KD Consulting MR Vacancies



Third Age Marketing and Research Consultancy Launches
9/5/01



"Greys", "silver surfers", or "empty nesters". Love them or hate them, they are a force to be reckoned with in today’s marketing world. And they are increasingly unwilling to conform to traditional and convenient marketing stereotypes. This is according to the recently launched Age consultancy formed by FDS International and The Oxford Partnership.

The new operation will focus on correctly understanding and targeting this age group. The major premise is the fact that marketers are facing a new type of older person – one who is demanding to be defined by their attitude and life stage, rather than by their age. The consultancy will concern itself primarily with the 50 plus age group, an affluent group estimated to account for 80% of the nation’s wealth. In terms of a mission statement, it hopes to be able to explain their interests and activities, and to interpret what drives their purchase patterns.

To this end, Age has already constructed a range of new services in both quantitative and qualitative research. This includes satisfaction measurement, employee attitude research, mystery shopping, market modelling, demand mapping, opportunity profiling, market forecasting and international market analysis.

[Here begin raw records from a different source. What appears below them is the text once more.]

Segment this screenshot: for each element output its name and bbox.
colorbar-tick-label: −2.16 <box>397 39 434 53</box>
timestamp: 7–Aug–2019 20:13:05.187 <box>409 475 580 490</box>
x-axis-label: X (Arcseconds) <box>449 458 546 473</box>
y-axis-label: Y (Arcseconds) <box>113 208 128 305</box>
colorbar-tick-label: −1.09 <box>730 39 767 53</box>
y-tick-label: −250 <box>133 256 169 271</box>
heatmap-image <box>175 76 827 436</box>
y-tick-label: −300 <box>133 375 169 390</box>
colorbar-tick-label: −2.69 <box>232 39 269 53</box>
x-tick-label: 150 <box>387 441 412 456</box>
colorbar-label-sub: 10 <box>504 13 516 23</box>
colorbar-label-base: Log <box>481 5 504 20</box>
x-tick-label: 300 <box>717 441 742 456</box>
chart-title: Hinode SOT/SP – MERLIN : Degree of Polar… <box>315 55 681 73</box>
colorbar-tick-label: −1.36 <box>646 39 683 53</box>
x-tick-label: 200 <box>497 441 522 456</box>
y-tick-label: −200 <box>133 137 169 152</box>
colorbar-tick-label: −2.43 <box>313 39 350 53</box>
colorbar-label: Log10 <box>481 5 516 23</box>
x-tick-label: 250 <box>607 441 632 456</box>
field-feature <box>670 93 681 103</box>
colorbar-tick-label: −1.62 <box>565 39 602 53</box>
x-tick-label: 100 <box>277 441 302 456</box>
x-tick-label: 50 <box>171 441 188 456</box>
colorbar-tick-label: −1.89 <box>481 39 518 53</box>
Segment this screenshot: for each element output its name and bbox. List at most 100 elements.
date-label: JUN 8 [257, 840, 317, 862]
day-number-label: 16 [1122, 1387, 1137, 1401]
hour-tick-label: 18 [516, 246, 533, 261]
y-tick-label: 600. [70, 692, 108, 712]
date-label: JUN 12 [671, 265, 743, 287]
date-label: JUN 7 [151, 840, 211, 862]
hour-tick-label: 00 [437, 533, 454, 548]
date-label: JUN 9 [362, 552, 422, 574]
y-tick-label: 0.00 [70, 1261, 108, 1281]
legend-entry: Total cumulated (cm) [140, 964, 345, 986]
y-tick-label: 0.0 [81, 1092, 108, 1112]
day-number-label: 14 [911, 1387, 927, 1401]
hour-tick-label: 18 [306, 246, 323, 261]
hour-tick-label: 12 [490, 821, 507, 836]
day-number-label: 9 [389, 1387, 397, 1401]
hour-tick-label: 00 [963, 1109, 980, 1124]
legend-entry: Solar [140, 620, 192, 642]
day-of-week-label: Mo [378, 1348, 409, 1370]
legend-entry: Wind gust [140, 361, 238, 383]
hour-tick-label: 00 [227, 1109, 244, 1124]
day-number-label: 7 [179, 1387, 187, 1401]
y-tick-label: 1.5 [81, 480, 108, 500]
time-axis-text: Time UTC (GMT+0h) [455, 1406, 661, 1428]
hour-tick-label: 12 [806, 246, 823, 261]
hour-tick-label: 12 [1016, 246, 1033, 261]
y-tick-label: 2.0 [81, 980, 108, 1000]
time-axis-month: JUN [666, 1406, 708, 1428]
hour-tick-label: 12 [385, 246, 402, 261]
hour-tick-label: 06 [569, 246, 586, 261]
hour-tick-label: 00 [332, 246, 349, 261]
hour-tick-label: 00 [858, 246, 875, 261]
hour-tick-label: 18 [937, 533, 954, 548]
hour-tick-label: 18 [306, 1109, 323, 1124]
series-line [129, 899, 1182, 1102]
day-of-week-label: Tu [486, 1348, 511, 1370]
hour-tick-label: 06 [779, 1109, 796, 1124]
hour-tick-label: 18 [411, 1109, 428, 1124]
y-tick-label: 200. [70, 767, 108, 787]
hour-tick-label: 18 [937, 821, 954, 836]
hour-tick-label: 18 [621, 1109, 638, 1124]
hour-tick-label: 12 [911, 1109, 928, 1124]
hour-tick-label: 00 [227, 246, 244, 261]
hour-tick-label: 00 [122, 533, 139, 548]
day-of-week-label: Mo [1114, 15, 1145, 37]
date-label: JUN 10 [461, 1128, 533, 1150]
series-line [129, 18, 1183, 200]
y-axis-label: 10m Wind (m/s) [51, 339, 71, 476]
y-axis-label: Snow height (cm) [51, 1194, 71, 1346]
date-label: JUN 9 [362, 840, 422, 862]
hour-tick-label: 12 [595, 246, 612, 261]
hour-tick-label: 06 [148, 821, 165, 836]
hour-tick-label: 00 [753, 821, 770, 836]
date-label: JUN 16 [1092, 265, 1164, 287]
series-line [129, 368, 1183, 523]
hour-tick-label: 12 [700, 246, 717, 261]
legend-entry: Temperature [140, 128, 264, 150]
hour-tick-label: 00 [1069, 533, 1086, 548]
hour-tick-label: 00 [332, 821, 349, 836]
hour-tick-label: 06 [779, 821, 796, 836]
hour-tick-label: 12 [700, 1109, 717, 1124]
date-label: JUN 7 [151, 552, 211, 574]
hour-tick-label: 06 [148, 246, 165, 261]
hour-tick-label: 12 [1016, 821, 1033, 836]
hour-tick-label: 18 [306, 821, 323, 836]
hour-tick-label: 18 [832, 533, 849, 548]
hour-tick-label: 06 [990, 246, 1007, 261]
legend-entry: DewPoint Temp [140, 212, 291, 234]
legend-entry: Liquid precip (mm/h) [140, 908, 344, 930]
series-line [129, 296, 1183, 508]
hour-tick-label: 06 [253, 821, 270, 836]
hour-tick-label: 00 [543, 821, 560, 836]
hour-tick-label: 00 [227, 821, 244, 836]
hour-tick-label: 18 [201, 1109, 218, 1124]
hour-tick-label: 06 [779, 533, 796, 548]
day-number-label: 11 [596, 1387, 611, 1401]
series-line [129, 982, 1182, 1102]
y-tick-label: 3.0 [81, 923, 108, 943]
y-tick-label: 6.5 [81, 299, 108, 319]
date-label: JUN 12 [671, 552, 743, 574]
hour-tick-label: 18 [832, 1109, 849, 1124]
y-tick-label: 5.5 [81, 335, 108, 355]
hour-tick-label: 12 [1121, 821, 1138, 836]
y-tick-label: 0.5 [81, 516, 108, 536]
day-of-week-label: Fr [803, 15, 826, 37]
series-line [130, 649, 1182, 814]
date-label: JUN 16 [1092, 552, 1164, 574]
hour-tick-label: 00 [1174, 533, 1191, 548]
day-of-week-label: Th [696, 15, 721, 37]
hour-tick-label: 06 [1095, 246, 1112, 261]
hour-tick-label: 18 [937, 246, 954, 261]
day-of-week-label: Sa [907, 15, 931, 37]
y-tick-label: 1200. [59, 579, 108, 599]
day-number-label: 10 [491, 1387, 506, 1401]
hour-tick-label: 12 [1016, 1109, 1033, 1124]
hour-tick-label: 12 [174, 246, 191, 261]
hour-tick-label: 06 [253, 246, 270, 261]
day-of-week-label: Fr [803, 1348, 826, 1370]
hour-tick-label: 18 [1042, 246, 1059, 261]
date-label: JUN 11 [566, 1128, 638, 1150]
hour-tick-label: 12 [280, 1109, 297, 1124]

The two founding partners of Age are themselves "third agers." Chairman and CEO of FDS International Janet Weitz is a 57 year-old housewife, mother and entrepreneur, having founded her company almost 30 years ago. She commented, "In pursuing the youth market, many advertisers and marketers seem to have forgotten this uniquely time rich, economically powerful and highly discriminating group of consumers. The marketing community treats us as second best, either ignoring us completely or pigeon-holing us as over 50 and therefore over the hill. In reality we are in our prime. Enjoying life and with the financial clout to represent a new marketing challenge." Nick Cole, the 45 year-old director of The Oxford Partnership, added that "The difference between a mid-50’s year-old and a mid-70’s year-old is more than just 20 years. It’s a totally different mindset, yet how many advertisers bother to segment the market in the same way, for example, as they slice up the youth market? To imagine that we’re all interested in Stannah stairlifts and incontinence pads is to run the risk of alienating a huge slice of their audience. The attitudes of this group will condition the attitudes of society as a whole. And we defy such homogeneously convenient labels as "greys" or "silver surfers", for we are as demographically atypical and as culturally diverse a market sector as any manufacturer or service provider might wish to target. Age provides a new marketing service to meet that challenge."